- Native to: Italy
- Region: Calabria (Vaccarizzo Albanese and San Giorgio Albanese)
- Native speakers: (undated figure of c. 3,000^{[citation needed]})
- Language family: Indo-European AlbanianToskSouthernArbëreshVaccarizzo Albanian; ; ; ; ;
- Writing system: Latin

Language codes
- ISO 639-3: –
- Glottolog: cala1254
- Linguasphere: 55-AAA-ahd

= Vaccarizzo Albanian =

Albanian dialect of Calabria, Italy

Vaccarizzo Albanian, or Calabria Arbëresh, is a subdialect of the Arbëresh dialect of the Albanian language. Spoken in the villages of Vaccarizzo Albanese and San Giorgio Albanese in southern Italy by approximately 3,000 people, Vaccarizzo Albanian has retained many archaic features of the Tosk dialect, on which the Standard Albanian is based.

==Classification==
Vaccarizzo Albanian is a dialect of Arbëresh, which is a dialect of Tosk, one of the two major dialects of the Albanian language. Within Arbëresh along with the subdialects of Macchia, San Cosmo Albanese, San Demetrio Corone, Santa Sofia d'Epiro it belongs to a group of dialects spoken in the region of Cosenza. Although it is a part of the Tosk dialects, Vaccarizo Albanian also contains a few Gheg elements.

== Features ==
The communes of Vaccarizzo Albanese and San Giorgio Albanese were founded by Albanian refugees after the conquest of Albania by the Ottoman Empire and the subsequent mass migration of Albanians to Italy. As all Arbëresh dialects, Vaccarizzo Albanian exhibits many medieval elements of the Albanian language. However, unlike other Arbëresh dialects, which under southern Italian dialectal influence have undergone a process of partial or total fricativization resulting in the change of the intervocalic voiced velar plosive (/[ɡ]/) to a voiced velar fricative (/[ɣ]/), Vaccarizzo Albanian has retained the initial /[ɡ]/.

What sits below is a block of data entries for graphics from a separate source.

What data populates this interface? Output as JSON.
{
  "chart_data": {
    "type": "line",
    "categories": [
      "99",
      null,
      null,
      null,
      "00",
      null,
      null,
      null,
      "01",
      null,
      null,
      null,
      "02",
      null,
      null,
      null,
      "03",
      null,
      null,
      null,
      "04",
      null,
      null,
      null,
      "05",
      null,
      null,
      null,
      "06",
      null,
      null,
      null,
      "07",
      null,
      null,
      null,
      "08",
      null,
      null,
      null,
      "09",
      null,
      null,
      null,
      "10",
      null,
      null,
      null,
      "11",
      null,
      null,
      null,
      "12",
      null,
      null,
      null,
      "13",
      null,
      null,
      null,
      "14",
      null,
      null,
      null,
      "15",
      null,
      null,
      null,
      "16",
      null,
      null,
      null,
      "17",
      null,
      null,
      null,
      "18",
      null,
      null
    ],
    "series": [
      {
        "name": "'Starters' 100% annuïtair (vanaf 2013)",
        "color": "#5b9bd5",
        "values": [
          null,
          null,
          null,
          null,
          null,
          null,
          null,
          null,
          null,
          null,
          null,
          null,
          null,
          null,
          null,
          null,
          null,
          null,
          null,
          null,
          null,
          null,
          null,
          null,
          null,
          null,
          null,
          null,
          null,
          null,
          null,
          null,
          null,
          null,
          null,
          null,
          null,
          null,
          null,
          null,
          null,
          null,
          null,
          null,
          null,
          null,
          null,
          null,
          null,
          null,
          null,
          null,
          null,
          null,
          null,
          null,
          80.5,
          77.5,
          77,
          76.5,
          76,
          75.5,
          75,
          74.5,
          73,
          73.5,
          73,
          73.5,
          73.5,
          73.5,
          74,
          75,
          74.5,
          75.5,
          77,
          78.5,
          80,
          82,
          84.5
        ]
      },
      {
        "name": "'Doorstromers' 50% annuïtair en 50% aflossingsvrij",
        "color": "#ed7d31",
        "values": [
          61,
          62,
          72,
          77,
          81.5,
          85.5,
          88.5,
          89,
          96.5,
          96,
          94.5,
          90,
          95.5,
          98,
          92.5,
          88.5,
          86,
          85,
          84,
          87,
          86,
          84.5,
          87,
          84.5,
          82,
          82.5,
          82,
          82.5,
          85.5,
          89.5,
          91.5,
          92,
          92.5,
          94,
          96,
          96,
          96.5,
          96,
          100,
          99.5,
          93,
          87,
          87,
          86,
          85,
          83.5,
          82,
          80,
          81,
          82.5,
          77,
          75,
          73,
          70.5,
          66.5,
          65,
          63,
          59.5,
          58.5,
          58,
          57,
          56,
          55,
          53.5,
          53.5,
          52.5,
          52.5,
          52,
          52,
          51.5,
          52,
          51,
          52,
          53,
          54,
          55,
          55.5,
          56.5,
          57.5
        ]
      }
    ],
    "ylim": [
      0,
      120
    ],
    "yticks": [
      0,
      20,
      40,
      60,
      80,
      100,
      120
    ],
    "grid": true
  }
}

Another feature of the Vaccarizzo dialect is the sonorization of the voiceless velar fricative /[x]/, which also occurs in the Arbëresh dialects of the region. As Albanian dialects of the Balkans it exhibits doubly articulated consonants; however, unlike in Balkan Tosk dialects, the final unstressed schwa rarely appears in Vaccarizzo.